Dianetics, p.80 If a situation contains the visual, colour, sound, taste, or feel (etc.) characteristics of a previous engram, the former will consolidate the effect of the latter. Jim Bianchi explains it better in his FAQ:

Basically, the mechanism of restimulation is: a person blunders into a wall, falls, strikes their head and is momentarily rendered unconscious. While they are unconscious, the reactive mind is still busily recording all that is happening -- a blue car goes by, a dog barks, the wind gusts, somone shouts "Geez, you must be blind!" At some future time, if a dog barks, the wind blows, and a blue car goes by, the person may go blind (or temporarily "grey out"). When the analytical min received the impressions of the dog, wind, car, etc., the reactive mind took over (in the manner of a "fight or flight" reflex) and the analytical mind shut down the optic nerves because the phrase "Geez, you must be blind" contained in the reactive mind was interpreted literally as a command.

- Jim Bianchi, Scientology.FAQ


 So... The reactive mind "seeks to direct the organism solely on a stimulus-response basis. It thinks only in identitites".

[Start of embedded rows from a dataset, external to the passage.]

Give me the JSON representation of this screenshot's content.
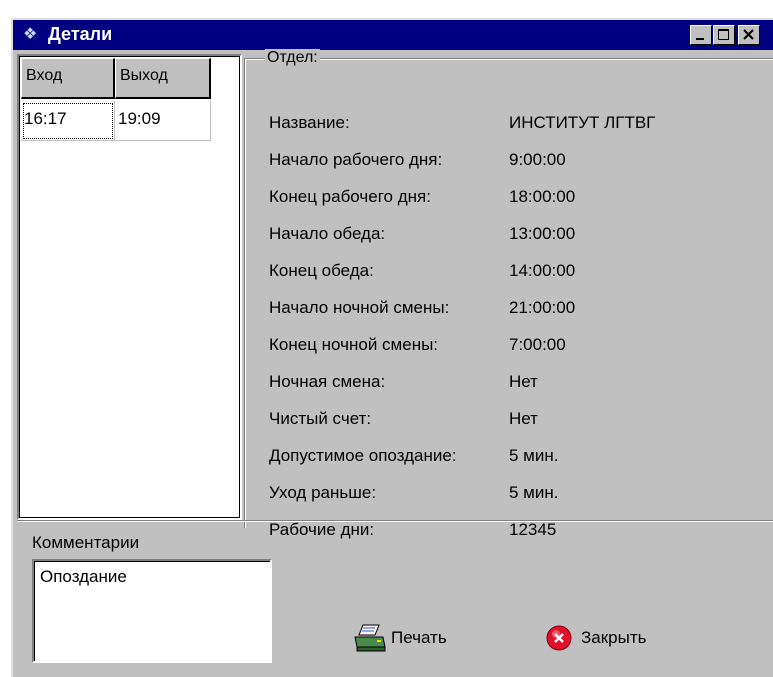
{
  "window": {
    "title": "Детали",
    "icon": "app-icon",
    "controls": [
      "minimize-icon",
      "maximize-icon",
      "close-icon"
    ]
  },
  "list": {
    "columns": [
      "Вход",
      "Выход"
    ],
    "rows": [
      [
        "16:17",
        "19:09"
      ]
    ]
  },
  "group": {
    "legend": "Отдел:",
    "fields": [
      {
        "label": "Название:",
        "value": "ИНСТИТУТ  ЛГТВГ"
      },
      {
        "label": "Начало рабочего дня:",
        "value": "9:00:00"
      },
      {
        "label": "Конец рабочего дня:",
        "value": "18:00:00"
      },
      {
        "label": "Начало обеда:",
        "value": "13:00:00"
      },
      {
        "label": "Конец обеда:",
        "value": "14:00:00"
      },
      {
        "label": "Начало ночной смены:",
        "value": "21:00:00"
      },
      {
        "label": "Конец ночной смены:",
        "value": "7:00:00"
      },
      {
        "label": "Ночная смена:",
        "value": "Нет"
      },
      {
        "label": "Чистый счет:",
        "value": "Нет"
      },
      {
        "label": "Допустимое опоздание:",
        "value": "5 мин."
      },
      {
        "label": "Уход раньше:",
        "value": "5 мин."
      },
      {
        "label": "Рабочие дни:",
        "value": "12345"
      }
    ]
  },
  "comments": {
    "label": "Комментарии",
    "value": "Опоздание"
  },
  "buttons": {
    "print": {
      "label": "Печать",
      "icon": "printer-icon"
    },
    "close": {
      "label": "Закрыть",
      "icon": "close-circle-icon"
    }
  },
  "colors": {
    "titlebar": "#000080",
    "face": "#c0c0c0",
    "close_icon": "#e0102a"
  }
}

Once the very first engram (or basic-basic has been gotten rid of (or "erased"), a person is supposedly Clear, unabberrated, free from all deficiencies, and with a higher IQ. A strange thing, happened to one of the first "clears", in 1950, when being put on show at the Shrine Auditorium, in Los Angeles. She, being a Physics major, was unable to recall a basic physics formula. Remember, a clear is meant to have "a near perfect memory" - she could not even recall the colour of Hubbard's tie when his back was turned! I just don't understand that.